FOR MORE INFORMATION, contact Erica Cline at 706/828-2225.
Sudden Death: Silent Attack Not Well Known
AUGUSTA – With sudden cardiac death, a person is alive one minute and gone the next. But technology exists that can help increase the survival rates of these patients.
“Sudden cardiac death is death that occurs, for instance, in someone who has a weakened heart due to a previous heart attack,” said David Clark, M.D., a cardiac electrophysiologist who practices at University Hospital. “And at some point in the future, which no one can predict, many of those patients will develop a life-threatening irregular heart rhythm that causes the heart to stop pumping, and they die suddenly.”
Past heart attack patients, however, are not the only ones at risk for sudden cardiac death.

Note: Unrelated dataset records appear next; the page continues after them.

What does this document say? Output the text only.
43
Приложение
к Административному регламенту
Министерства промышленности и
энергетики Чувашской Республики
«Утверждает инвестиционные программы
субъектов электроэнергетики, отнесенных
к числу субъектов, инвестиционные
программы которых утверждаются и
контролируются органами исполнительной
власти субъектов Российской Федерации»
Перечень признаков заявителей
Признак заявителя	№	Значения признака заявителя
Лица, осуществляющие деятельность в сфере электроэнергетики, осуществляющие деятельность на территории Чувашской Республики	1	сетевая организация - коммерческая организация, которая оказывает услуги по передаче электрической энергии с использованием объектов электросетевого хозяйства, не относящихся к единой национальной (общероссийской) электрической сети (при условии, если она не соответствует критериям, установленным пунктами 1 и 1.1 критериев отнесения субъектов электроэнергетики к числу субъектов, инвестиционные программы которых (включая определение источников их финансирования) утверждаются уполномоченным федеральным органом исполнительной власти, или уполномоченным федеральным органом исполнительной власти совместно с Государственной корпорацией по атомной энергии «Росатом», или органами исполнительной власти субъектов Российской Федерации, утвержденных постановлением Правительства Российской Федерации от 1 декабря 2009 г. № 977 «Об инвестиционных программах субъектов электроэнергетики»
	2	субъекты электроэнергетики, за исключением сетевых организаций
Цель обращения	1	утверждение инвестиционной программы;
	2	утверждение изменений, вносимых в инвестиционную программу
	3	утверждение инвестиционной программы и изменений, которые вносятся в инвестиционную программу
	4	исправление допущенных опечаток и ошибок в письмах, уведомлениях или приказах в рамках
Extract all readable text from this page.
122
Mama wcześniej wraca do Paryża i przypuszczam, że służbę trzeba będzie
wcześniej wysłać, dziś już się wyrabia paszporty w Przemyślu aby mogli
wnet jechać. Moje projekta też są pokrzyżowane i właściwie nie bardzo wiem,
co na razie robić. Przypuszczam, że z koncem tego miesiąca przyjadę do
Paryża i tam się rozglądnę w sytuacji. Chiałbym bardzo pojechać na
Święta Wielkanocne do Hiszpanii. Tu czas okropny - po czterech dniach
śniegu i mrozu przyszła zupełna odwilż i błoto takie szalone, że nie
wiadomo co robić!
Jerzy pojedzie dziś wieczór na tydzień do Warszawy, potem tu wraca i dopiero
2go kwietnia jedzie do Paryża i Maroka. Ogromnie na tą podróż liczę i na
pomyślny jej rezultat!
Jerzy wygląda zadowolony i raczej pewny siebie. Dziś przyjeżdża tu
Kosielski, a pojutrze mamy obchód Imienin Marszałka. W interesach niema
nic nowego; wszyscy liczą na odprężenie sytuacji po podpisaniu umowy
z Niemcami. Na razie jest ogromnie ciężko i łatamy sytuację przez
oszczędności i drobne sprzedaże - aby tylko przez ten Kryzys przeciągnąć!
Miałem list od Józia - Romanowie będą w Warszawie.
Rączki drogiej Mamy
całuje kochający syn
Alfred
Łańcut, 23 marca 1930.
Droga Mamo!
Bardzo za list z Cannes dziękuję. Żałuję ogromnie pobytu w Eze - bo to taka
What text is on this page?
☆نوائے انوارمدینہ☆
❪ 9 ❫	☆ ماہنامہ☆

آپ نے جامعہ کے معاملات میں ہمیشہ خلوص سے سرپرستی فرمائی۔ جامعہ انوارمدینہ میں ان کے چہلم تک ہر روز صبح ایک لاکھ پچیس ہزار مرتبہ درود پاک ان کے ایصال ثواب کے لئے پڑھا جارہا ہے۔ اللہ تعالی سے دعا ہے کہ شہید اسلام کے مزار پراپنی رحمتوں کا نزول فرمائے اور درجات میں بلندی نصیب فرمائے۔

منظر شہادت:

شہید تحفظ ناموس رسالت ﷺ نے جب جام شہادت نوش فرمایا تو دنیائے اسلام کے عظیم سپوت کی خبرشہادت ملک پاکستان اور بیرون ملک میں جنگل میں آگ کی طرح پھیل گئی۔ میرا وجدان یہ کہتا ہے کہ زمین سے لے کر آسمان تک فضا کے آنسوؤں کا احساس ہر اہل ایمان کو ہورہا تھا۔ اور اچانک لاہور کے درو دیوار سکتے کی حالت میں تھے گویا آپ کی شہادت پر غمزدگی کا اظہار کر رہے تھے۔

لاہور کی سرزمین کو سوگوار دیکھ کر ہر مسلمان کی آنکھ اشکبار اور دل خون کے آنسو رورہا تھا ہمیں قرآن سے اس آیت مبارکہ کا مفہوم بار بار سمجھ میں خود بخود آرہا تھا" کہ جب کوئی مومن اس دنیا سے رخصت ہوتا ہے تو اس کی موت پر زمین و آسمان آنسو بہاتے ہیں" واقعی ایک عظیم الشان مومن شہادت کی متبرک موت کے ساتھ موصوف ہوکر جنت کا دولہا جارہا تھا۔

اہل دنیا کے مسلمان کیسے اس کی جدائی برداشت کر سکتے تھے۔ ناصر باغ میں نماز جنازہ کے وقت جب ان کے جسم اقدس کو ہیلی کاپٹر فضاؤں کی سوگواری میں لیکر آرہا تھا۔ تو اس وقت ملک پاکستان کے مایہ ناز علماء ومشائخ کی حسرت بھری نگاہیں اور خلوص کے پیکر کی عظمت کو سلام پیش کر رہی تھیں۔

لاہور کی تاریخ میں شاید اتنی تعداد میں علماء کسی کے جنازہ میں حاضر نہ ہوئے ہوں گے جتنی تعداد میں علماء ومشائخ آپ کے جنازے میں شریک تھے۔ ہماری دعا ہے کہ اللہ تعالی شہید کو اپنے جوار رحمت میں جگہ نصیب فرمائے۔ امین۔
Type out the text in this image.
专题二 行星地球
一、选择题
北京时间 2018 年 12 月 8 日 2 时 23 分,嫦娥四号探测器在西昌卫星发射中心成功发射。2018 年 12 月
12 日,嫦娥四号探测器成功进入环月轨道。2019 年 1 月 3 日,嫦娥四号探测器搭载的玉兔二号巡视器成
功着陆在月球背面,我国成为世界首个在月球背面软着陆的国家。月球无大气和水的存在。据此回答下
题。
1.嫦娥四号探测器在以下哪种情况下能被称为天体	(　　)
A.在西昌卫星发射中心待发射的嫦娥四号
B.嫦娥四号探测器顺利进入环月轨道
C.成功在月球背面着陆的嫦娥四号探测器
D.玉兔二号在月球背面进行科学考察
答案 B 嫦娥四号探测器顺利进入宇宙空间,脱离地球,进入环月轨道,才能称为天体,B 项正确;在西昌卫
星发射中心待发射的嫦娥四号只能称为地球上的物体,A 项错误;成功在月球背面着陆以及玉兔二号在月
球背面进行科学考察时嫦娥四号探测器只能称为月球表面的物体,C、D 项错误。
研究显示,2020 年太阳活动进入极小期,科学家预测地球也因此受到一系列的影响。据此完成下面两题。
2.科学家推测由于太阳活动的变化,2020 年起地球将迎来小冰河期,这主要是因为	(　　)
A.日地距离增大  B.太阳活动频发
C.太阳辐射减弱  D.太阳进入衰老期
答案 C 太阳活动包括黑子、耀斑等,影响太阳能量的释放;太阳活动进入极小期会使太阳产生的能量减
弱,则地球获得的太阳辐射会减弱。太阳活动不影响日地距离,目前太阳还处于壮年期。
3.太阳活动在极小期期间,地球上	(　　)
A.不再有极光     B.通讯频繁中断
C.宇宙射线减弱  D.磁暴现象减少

Dr. Clark said that people with genetically enlarged hearts that include a thickened wall and those whose enlarged heart may have been caused by a virus also are at risk.
“If your heart strength is 35 percent or less – the normal is 50 percent or higher – then you are at increased risk of dying suddenly from a life-threatening heart rhythm problem,” he said. “There are no warning signs – no chest pain, no shortness of breath. You’re fine one second, and the next second you’re dead.”
The problem with sudden cardiac death is that because there are no warning signs and it happens so quickly, there often is little to no chance for medical intervention. That’s where the Automatic Implantable Cardioverter Defibrillator (AICD) comes in.
Unlike a pacemaker, which helps regulate irregular heartbeats, the AICD actually shocks the heart back into rhythm should it stop.
“What the defibrillator does is that it monitors the heart 24 hours a day, seven days a week,” Dr. Clark said. “The defibrillator will recognize an abnormal heart beat within two seconds and immediately deliver a life-saving electrical shock inside the heart to restore the heartbeat and save their life.”